The results of McIsaac et al.5 have important limitations to consider. Due to the retrospective observational nature of their analysis, the authors could not account for all confounders, including differences in hip fracture severity or the severity of other comorbid diseases. In addition, differences in the patient’s level of frailty and overall functional status may have influenced the choice of one anesthetic approach over another. Nonetheless, the analysis controls for a wide array of potential patient and facility-level confounders, making differences in patient disease severity less likely to be the sole explanation for their findings.

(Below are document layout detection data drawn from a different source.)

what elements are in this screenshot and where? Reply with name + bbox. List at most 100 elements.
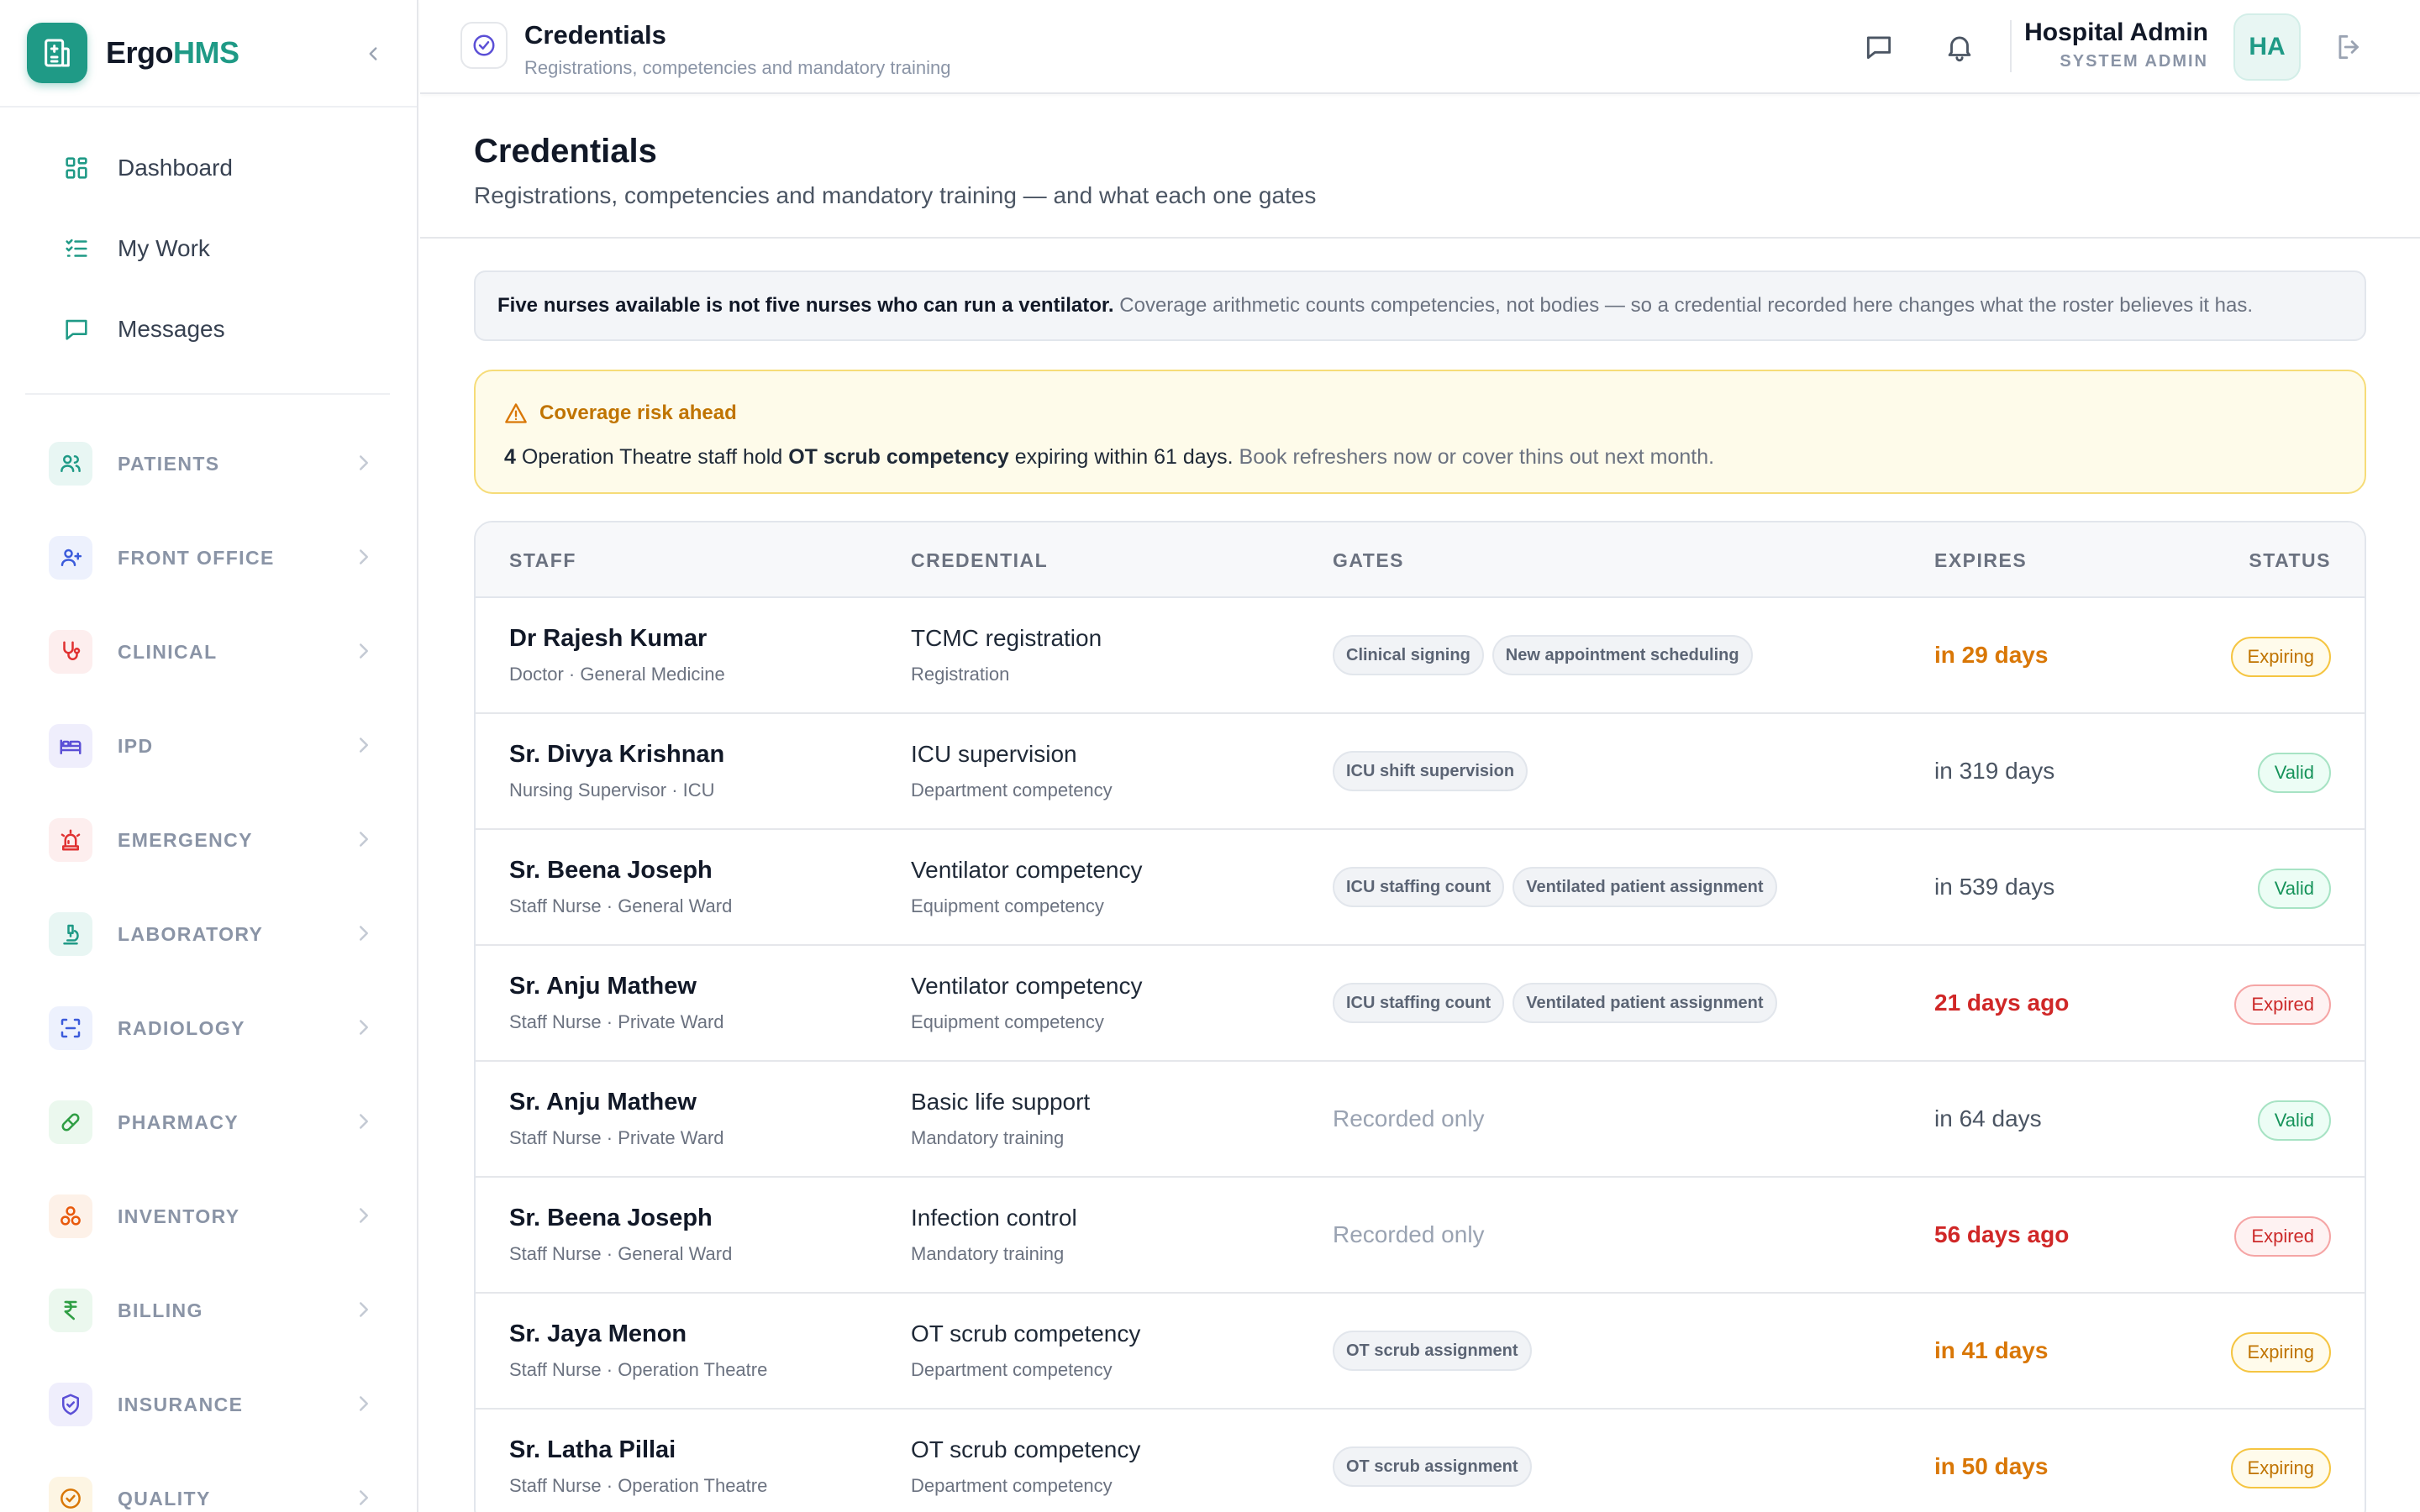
staff-role: Staff Nurse · General Ward — [509, 1243, 733, 1264]
gate-chip: OT scrub assignment — [1333, 1446, 1532, 1487]
chevron-right-icon — [360, 832, 368, 847]
staff-name[interactable]: Sr. Jaya Menon — [509, 1320, 687, 1348]
page-header: Credentials Registrations, competencies … — [420, 94, 2420, 239]
table-row[interactable]: Sr. Anju Mathew Staff Nurse · Private War… — [476, 1062, 2365, 1178]
bell-icon — [1948, 36, 1971, 62]
pill-icon — [61, 1113, 80, 1131]
chevron-right-icon — [360, 1208, 368, 1223]
user-role: SYSTEM ADMIN — [2060, 52, 2208, 71]
staff-name[interactable]: Dr Rajesh Kumar — [509, 625, 707, 653]
alert-title: Coverage risk ahead — [504, 402, 2365, 425]
staff-name[interactable]: Sr. Anju Mathew — [509, 1089, 697, 1116]
nav-item-messages[interactable]: Messages — [25, 289, 390, 370]
sidebar-item-ipd[interactable]: IPD — [0, 699, 417, 793]
chevron-right-icon — [360, 1396, 368, 1411]
page-subtitle: Registrations, competencies and mandator… — [474, 182, 1317, 208]
sidebar-item-front-office[interactable]: FRONT OFFICE — [0, 511, 417, 605]
staff-role: Staff Nurse · Private Ward — [509, 1127, 724, 1148]
staff-role: Doctor · General Medicine — [509, 664, 725, 685]
nav-item-dashboard[interactable]: Dashboard — [25, 128, 390, 208]
sidebar-item-label: EMERGENCY — [118, 828, 253, 851]
table-row[interactable]: Dr Rajesh Kumar Doctor · General Medicine… — [476, 598, 2365, 714]
staff-name[interactable]: Sr. Divya Krishnan — [509, 741, 724, 769]
credential-name: OT scrub competency — [911, 1320, 1141, 1347]
staff-name[interactable]: Sr. Beena Joseph — [509, 1205, 713, 1232]
user-plus-icon — [60, 549, 82, 566]
table-row[interactable]: Sr. Beena Joseph Staff Nurse · General Wa… — [476, 1178, 2365, 1294]
sidebar-item-label: FRONT OFFICE — [118, 546, 275, 569]
status-badge: Expiring — [2230, 1332, 2331, 1373]
gates-list: Clinical signing New appointment scheduli… — [1333, 635, 1753, 675]
table-row[interactable]: Sr. Beena Joseph Staff Nurse · General Wa… — [476, 830, 2365, 946]
staff-role: Nursing Supervisor · ICU — [509, 780, 715, 801]
sidebar-item-inventory[interactable]: INVENTORY — [0, 1169, 417, 1263]
staff-role: Staff Nurse · Private Ward — [509, 1011, 724, 1032]
column-expires[interactable]: EXPIRES — [1934, 549, 2027, 572]
staff-role: Staff Nurse · Operation Theatre — [509, 1359, 768, 1380]
header-divider — [2010, 20, 2012, 72]
nav-item-label: My Work — [118, 235, 210, 261]
sidebar-item-label: RADIOLOGY — [118, 1016, 245, 1039]
alert-body: 4 Operation Theatre staff hold OT scrub … — [504, 445, 2365, 470]
table-row[interactable]: Sr. Jaya Menon Staff Nurse · Operation Th… — [476, 1294, 2365, 1410]
sidebar-item-quality[interactable]: QUALITY — [0, 1452, 417, 1512]
gates-list: ICU staffing count Ventilated patient ass… — [1333, 867, 1777, 907]
sidebar-item-label: BILLING — [118, 1299, 203, 1321]
staff-name[interactable]: Sr. Latha Pillai — [509, 1436, 676, 1464]
expires-value: in 29 days — [1934, 642, 2049, 668]
sidebar-item-patients[interactable]: PATIENTS — [0, 417, 417, 511]
expires-value: in 50 days — [1934, 1453, 2049, 1479]
column-credential[interactable]: CREDENTIAL — [911, 549, 1048, 572]
sidebar-item-clinical[interactable]: CLINICAL — [0, 605, 417, 699]
sidebar-item-insurance[interactable]: INSURANCE — [0, 1357, 417, 1452]
sidebar-item-label: IPD — [118, 734, 154, 757]
logout-icon — [2338, 34, 2359, 60]
credential-name: Infection control — [911, 1205, 1077, 1231]
credential-type: Department competency — [911, 780, 1113, 801]
status-badge: Expiring — [2230, 637, 2331, 677]
boxes-icon — [60, 1206, 81, 1226]
sidebar-item-billing[interactable]: BILLING — [0, 1263, 417, 1357]
sidebar-item-radiology[interactable]: RADIOLOGY — [0, 981, 417, 1075]
chevron-left-icon — [369, 47, 377, 60]
credential-type: Department competency — [911, 1359, 1113, 1380]
users-icon — [60, 454, 81, 472]
staff-name[interactable]: Sr. Anju Mathew — [509, 973, 697, 1000]
table-header: STAFF CREDENTIAL GATES EXPIRES STATUS — [476, 522, 2365, 598]
collapse-sidebar-button[interactable] — [356, 37, 390, 71]
avatar[interactable]: HA — [2233, 13, 2301, 81]
sidebar: ErgoHMS Dashboard My Work Messages PATIENT… — [0, 0, 418, 1512]
brand[interactable]: ErgoHMS — [0, 0, 417, 108]
dashboard-icon — [66, 157, 87, 179]
nav-item-label: Dashboard — [118, 155, 233, 181]
logout-button[interactable] — [2331, 29, 2368, 66]
table-row[interactable]: Sr. Anju Mathew Staff Nurse · Private War… — [476, 946, 2365, 1062]
messages-button[interactable] — [1860, 29, 1897, 66]
expires-value: 56 days ago — [1934, 1221, 2070, 1247]
chevron-right-icon — [360, 1302, 368, 1317]
chevron-right-icon — [360, 549, 368, 564]
table-row[interactable]: Sr. Divya Krishnan Nursing Supervisor · I… — [476, 714, 2365, 830]
nav-item-my-work[interactable]: My Work — [25, 208, 390, 289]
gate-chip: ICU shift supervision — [1333, 751, 1528, 791]
gate-chip: OT scrub assignment — [1333, 1331, 1532, 1371]
chevron-right-icon — [360, 926, 368, 941]
table-row[interactable]: Sr. Latha Pillai Staff Nurse · Operation … — [476, 1410, 2365, 1512]
warning-icon — [505, 403, 527, 423]
info-note: Five nurses available is not five nurses… — [474, 270, 2366, 341]
notifications-button[interactable] — [1941, 29, 1978, 66]
column-gates[interactable]: GATES — [1333, 549, 1404, 572]
chevron-right-icon — [360, 643, 368, 659]
sidebar-item-emergency[interactable]: EMERGENCY — [0, 793, 417, 887]
gates-recorded-only: Recorded only — [1333, 1105, 1485, 1131]
coverage-risk-alert: Coverage risk ahead 4 Operation Theatre … — [474, 370, 2366, 494]
sidebar-item-laboratory[interactable]: LABORATORY — [0, 887, 417, 981]
message-icon — [66, 319, 87, 340]
rupee-icon — [64, 1300, 77, 1320]
staff-name[interactable]: Sr. Beena Joseph — [509, 857, 713, 885]
sidebar-item-pharmacy[interactable]: PHARMACY — [0, 1075, 417, 1169]
column-staff[interactable]: STAFF — [509, 549, 576, 572]
gate-chip: Clinical signing — [1333, 635, 1484, 675]
expires-value: in 319 days — [1934, 758, 2055, 784]
column-status[interactable]: STATUS — [2249, 549, 2331, 572]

Further work will be needed, potentially using qualitative as well as quantitative methods, to understand what underlies the outcome differences the authors observed across the hospitals in their sample. Moreover, although conducted within the context of hip fracture care, this study begs the question of whether similar patterns might be observed for other procedures. Prior comparative effectiveness research in anesthesiology has explored differences in outcomes attributable to the use of neuraxial versus general anesthesia for a range of procedures including elective lower extremity arthroplasty and abdominal surgery.8 Exploring whether those hospitals that more frequently employ neuraxial techniques for these conditions achieve better outcomes—even after accounting for any direct effect of the anesthetic approach—has the potential to yield broader insights into other unmeasured aspects of care that might influence variations in outcomes across hospitals. Pursuing such questions may represent a key step toward more fully comprehending the important elements that comprise high-quality anesthesia practice and better articulating those elusive “profundities” that underpin good care.
The authors are not supported by, nor maintain any financial interest in, any commercial activity that may be associated with the topic of this article.